En la década de 1960, la ciudad de Liberia —a 41 kilómetros del Parque Nacional Santa Rosa— tenía cerca de cuatro meses (116 días) donde el termómetro llegaba, al menos, a 32 grados centígrados. En 2017, la cantidad de días en que la zona superó esa temperatura fue de más de seis meses (193 días), según datos del Climate Impact Lab publicados por el New York Times.
Esos dos meses y medio de diferencia, entre lo registrado en 1960 y lo registrado en 2017, cambia el funcionamiento del bosque. Lo peor es que para el año 2050, los modelos climáticos calculan que casi ocho meses del año (241 días) estarán por encima de los 32 grados, aun en un escenario en el que se contienen las emisiones de gases de efecto invernadero.

“El primer problema es el calor. El segundo problema son los cambios en la cantidad de lluvia. Pero el más dañino es la falta de sincronicidad. Yo podía ganar una caja de cerveza si apostaba que la primera lluvia caería el 15 de mayo. Ahora, ni siquiera puedo considerar decir una fecha”, dice Janzen.
A lo que se refiere el investigador es que las especies cuyos patrones anuales se ajustaban bien para aprovechar a otras especies ahora quedan desconectados. Por ejemplo, los científicos explican en su artículo que una polilla regresa de sus migraciones justo cuando un arbusto local (Randia aculeata) bota sus primeros brotes. Este regreso está sincronizado perfectamente para que la polilla ponga sus huevos, proporcionando alimento para las orugas que nacerán ahí. Ahora las hojas brotan erráticamente durante la temporada de lluvias y los avistamientos masivos de estas orugas ya no existen.
Observando cambios
Los investigadores recopilan datos de diferentes fuentes. Por ejemplo, recuerdan que entre las décadas de 1960 y 1990, millones de libélulas migraban desde las zonas secas de ACG hasta las partes altas, donde domina el bosque lluvioso. En diciembre de 2018 vieron apenas unos cuantos miles pasar.
Al inicio de la temporada lluviosa, en la década de 1980, era común encontrar cientos de mariposas nocturnas de la especie Manduca dilucida, propia del bosque seco, en las trampas de luz de Santa Rosa. En el 2018, las trampas lucían casi vacías.

Janzen y Hallwachs también cuentan que cada vez hay menos avispas (Polistes instabilis), una depredadora especializada en larvas que antes era común. Ahora sus números han bajado, tanto en el bosque seco como en el bosque nuboso de las montañas orientales de la ACG, donde llegan al final de la temporada de lluvia.

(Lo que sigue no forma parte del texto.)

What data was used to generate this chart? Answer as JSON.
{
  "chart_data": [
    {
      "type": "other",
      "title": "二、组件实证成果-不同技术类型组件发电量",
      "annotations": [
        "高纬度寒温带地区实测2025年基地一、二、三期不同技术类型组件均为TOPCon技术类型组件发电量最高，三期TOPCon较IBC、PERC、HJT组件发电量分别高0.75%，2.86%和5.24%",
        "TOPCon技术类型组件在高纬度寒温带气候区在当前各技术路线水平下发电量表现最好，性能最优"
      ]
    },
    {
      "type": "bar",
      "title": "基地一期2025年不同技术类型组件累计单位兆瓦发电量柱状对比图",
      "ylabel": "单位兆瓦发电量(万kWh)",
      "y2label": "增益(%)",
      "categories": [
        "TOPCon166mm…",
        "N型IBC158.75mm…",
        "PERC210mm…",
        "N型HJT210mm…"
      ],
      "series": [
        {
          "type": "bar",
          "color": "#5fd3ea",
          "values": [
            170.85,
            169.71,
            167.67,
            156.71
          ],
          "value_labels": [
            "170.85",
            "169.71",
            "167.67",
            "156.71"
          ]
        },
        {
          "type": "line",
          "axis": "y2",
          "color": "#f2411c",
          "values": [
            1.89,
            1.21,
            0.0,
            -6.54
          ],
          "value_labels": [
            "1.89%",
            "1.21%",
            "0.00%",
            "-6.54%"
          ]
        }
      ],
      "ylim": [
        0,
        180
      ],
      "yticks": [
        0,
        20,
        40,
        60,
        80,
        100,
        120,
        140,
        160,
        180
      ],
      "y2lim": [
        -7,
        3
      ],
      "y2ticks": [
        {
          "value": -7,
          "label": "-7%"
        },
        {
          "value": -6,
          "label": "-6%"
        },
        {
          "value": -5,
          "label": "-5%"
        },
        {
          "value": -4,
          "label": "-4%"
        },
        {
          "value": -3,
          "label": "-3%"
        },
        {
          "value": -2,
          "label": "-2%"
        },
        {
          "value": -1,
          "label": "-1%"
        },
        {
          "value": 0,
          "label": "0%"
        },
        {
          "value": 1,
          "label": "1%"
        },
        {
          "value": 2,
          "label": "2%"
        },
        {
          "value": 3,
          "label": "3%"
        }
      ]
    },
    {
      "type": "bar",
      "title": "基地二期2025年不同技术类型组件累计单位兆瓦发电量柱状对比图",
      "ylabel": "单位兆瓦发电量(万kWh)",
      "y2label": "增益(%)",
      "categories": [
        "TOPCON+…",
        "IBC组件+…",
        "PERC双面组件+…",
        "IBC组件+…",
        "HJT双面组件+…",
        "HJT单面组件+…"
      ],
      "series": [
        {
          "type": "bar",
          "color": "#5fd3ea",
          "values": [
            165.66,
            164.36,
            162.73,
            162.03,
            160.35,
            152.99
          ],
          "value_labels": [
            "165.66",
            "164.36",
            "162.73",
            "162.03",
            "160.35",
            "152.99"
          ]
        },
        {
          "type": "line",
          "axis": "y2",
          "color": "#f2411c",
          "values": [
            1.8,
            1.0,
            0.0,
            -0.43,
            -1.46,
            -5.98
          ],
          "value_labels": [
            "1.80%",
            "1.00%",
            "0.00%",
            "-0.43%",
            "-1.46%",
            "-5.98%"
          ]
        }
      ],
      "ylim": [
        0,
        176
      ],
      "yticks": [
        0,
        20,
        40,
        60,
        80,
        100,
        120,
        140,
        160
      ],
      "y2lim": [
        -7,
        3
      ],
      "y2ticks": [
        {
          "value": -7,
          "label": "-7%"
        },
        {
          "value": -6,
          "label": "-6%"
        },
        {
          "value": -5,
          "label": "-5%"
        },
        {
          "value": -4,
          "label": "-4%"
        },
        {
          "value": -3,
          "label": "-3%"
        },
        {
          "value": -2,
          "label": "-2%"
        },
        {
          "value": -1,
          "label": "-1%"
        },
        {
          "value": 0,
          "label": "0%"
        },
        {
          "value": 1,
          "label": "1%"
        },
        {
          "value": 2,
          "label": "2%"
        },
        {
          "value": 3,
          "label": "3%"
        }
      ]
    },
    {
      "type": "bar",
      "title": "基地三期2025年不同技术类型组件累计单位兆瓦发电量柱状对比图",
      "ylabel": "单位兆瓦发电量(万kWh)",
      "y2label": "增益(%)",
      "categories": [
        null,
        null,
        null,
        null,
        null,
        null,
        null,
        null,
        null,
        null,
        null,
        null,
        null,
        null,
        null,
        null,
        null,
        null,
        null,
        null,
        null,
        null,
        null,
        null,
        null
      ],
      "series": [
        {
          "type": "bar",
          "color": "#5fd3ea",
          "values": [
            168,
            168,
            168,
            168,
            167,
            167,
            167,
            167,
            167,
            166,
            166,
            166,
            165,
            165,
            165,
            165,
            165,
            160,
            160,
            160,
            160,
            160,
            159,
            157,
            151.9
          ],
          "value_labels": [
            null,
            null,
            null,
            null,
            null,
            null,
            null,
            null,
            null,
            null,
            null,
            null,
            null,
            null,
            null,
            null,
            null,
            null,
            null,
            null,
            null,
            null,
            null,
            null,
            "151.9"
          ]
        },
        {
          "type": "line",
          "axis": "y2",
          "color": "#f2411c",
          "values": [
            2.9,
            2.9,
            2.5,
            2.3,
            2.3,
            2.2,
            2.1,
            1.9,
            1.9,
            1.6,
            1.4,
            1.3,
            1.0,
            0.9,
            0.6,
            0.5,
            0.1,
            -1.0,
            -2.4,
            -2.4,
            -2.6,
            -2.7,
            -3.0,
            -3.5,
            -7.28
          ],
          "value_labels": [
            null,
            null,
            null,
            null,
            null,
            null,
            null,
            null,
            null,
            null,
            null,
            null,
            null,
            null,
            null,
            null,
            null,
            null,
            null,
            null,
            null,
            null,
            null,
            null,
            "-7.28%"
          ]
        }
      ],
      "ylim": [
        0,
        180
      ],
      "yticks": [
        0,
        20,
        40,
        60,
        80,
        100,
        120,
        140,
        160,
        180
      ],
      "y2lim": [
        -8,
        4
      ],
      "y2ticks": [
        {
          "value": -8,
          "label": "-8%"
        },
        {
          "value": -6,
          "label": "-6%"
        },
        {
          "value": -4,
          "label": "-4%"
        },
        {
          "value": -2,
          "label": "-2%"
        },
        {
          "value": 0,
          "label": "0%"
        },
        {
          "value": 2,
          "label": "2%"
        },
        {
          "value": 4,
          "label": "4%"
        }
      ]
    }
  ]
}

Asimismo, Janzen relata que en 1978 notó que cada mariposa nocturna que llegaba a buscar la luz de su bombilla debía venir de una oruga. “El suelo estaba completamente cubierto con caca de orugas, pequeñas bolitas. Se veía completamente negro y los árboles estaban defoliados en tres cuartas partes. A todos les faltaban hojas”, dice.
De esta forma comenzó el programa de recolección de orugas de ACG, que ya lleva cientos de miles de entradas. Sin embargo, actualmente, la cantidad de orugas viene en picada. Pocas personas sienten el declive de insectos como Carolina Cano. Desde 1992 ella trabaja en ACG como parataxónoma, es decir, una persona que, sin contar con educación formal tiene un conocimiento profundo sobre las especies del bosque y las recolecta para entender mejor el ecosistema.
“Colectar no es como ir a Palí [una cadena de supermercados en Costa Rica], que está todo acomodado. Hay que buscar y buscar y buscar. No es cualquiera el que encuentra una larva”, dice.
Desde la Estación Biológica San Gerardo, en las laderas frías del ACG y a 50 kilómetros al este de Santa Rosa, ella también ha notado una caída en los insectos. Cada vez es más complicado encontrar orugas.
“Yo le voy a decir una cosa. La gente que no cree en el cambio climático es la gente que vive en la ciudad”, dice Cano, hablando desde la cocina de la estación biológica junto con su compañera Elda Araya, que lleva trabajando como parataxónoma desde 1987.